This procedure is the result of much consternation. I’m posting here in the hopes it might help others. If your Matomo installation is more that a few dozen GB, this may provide some insight into issues particular to very large installations.
Caveat: This is our internal procedure and has some nuance related to our particular setup, don’t follow these steps blindly.
Performing an analytics update can be quite complicated and must be approached with care to avoid data loss. The general steps are:
- Notify Customers
- Choose a schedule for performing the update. Allow for multiple days without access to analytics.
- Warn users
- In any customer-facing notifications be sure to allow plenty of padding.
- Pre-Preparation (system still available)
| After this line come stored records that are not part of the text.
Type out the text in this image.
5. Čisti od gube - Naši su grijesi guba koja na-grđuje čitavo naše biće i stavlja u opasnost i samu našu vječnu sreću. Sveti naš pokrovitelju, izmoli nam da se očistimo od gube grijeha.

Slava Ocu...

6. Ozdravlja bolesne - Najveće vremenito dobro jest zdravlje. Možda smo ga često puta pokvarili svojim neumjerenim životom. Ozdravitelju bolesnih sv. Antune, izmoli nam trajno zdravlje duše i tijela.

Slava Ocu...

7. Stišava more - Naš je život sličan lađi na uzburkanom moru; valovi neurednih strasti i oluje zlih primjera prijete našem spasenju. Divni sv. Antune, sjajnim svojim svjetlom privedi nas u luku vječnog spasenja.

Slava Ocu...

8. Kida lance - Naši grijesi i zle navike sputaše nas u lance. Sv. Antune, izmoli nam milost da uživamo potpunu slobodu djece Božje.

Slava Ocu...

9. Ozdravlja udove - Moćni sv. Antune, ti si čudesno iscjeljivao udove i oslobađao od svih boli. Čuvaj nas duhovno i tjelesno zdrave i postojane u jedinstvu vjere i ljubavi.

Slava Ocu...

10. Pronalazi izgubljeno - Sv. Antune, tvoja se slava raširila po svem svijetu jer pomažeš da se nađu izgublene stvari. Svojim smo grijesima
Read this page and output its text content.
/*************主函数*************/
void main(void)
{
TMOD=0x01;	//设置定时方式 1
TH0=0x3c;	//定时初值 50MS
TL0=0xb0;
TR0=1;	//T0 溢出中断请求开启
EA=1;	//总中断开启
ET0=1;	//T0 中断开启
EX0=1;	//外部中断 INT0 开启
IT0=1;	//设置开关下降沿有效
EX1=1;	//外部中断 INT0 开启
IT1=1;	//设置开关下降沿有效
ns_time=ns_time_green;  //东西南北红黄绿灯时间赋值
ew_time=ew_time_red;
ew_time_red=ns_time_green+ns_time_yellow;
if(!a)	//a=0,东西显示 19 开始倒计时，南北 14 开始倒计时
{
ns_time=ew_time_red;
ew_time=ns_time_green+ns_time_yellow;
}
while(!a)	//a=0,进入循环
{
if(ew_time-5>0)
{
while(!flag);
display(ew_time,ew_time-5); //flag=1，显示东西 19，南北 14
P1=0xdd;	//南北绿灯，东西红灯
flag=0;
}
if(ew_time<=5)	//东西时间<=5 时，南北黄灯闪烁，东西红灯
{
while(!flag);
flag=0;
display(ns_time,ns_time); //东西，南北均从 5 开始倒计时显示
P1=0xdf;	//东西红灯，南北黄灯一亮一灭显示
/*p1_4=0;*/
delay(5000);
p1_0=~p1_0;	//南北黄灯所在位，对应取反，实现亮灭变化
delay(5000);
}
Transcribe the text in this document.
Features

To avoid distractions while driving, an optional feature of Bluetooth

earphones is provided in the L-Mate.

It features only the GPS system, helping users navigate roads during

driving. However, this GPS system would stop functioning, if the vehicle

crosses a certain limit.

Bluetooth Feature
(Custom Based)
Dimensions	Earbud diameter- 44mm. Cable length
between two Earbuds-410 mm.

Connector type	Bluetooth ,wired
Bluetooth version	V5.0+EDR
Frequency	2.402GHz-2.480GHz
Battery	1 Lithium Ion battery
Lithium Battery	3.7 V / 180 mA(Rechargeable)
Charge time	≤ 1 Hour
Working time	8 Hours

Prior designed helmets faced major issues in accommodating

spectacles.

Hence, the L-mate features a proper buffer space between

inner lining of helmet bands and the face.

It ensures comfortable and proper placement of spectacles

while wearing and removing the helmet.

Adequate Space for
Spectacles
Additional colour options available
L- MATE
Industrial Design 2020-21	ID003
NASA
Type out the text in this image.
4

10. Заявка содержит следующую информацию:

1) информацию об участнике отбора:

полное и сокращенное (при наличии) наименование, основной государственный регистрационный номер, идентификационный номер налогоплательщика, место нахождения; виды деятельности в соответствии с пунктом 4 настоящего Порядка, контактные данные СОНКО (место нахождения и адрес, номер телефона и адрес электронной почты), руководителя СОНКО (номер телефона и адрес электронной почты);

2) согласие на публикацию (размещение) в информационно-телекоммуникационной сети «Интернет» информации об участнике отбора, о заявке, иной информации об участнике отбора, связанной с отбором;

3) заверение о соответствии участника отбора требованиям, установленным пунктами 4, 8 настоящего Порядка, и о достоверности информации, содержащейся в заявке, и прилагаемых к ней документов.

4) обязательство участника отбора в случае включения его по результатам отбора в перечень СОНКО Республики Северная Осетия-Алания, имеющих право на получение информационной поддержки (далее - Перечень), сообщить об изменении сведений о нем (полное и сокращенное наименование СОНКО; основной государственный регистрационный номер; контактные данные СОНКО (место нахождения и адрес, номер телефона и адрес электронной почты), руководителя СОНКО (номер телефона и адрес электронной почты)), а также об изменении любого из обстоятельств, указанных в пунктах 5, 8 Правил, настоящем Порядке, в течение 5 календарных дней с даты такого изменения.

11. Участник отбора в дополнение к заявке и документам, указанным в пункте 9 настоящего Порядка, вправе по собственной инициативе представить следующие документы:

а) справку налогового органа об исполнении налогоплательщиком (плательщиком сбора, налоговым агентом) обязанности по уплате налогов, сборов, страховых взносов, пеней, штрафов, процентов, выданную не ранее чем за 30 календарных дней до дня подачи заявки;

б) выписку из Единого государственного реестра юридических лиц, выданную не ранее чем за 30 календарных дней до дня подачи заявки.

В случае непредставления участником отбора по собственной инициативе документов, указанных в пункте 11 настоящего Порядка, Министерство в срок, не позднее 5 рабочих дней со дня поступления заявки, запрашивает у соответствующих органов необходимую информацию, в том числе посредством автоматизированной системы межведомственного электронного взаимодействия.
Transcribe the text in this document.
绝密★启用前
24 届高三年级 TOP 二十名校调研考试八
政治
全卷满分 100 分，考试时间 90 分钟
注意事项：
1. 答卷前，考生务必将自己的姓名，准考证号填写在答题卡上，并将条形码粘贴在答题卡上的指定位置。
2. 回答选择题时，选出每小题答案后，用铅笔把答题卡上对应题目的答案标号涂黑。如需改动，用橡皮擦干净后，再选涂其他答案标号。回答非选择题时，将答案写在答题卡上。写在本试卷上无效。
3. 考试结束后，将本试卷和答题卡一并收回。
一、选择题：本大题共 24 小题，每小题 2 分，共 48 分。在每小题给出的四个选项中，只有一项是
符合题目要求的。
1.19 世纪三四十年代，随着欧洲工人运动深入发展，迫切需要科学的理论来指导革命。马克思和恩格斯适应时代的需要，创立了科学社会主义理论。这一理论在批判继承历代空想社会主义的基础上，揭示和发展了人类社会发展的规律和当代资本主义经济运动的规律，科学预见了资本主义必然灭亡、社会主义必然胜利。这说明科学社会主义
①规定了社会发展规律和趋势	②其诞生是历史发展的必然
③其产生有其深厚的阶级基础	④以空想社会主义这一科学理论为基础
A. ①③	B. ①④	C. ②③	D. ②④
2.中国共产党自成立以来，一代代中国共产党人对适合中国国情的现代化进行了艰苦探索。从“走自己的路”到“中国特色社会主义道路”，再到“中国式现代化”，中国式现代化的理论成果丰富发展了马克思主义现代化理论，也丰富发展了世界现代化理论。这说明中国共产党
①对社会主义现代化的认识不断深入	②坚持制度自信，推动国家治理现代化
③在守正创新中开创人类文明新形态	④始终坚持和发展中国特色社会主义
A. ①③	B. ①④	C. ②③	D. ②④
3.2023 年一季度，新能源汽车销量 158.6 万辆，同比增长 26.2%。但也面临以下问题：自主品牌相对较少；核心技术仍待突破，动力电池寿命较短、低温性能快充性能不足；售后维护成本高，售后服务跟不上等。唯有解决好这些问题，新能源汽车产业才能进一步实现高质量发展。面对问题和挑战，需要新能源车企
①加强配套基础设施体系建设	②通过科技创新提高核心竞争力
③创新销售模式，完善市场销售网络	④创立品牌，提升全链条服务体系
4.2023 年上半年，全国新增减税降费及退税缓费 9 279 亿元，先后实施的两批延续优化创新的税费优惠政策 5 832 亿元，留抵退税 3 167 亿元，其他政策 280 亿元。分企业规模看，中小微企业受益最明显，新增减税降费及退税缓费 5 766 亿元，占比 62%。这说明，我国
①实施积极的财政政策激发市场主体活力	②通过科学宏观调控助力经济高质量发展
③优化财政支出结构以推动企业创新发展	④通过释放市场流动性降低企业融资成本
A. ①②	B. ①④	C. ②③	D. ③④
- Create a folder under /var/www/html/upgrade, and download the latest matomo or target version into that folder. unzip matomo.zip
- Back-up the existing configuration under /var/www/html/config/config.ini.php
- Ensure that the time window for the upgrade is smaller than the Web server’s log retention period. E.g. if you have 10 days of log file retention, and the upgrade takes 11 days, you will lose one day of data.
- Ensure MySQL’s innodb_buffer_pool_size is slightly lower than the total amount of memory available to the system.
- Run console core:purge-old-archive-data all
- Ensure you have twice the disk space free as currently in use. E.g. 100GB used requires at least 200GB of total disk space for the upgrade.
- Ensure a swap file is available on the server, at least twice the available memory. 16GB
- Ensure unprocessed log data has been properly purged, php /var/www/html/console core:delete-logs-data --dates=2021-01-01,2021-12-31 --limit 1000. This step may take multiple days depending on the date range and data.
- Preparation 1 - System Unavailable
- Enable Maintenance Mode in the config/config.ini.php. (maintenance_mode=1), this will disable the UI but tracking will continue
- (Not appliable to the general public)
- Disable the setting “Process during tracking request” in the Tracking Queue settings in the Matomo Admin, logged in as root. This will stack up requests in the Tracking Queue.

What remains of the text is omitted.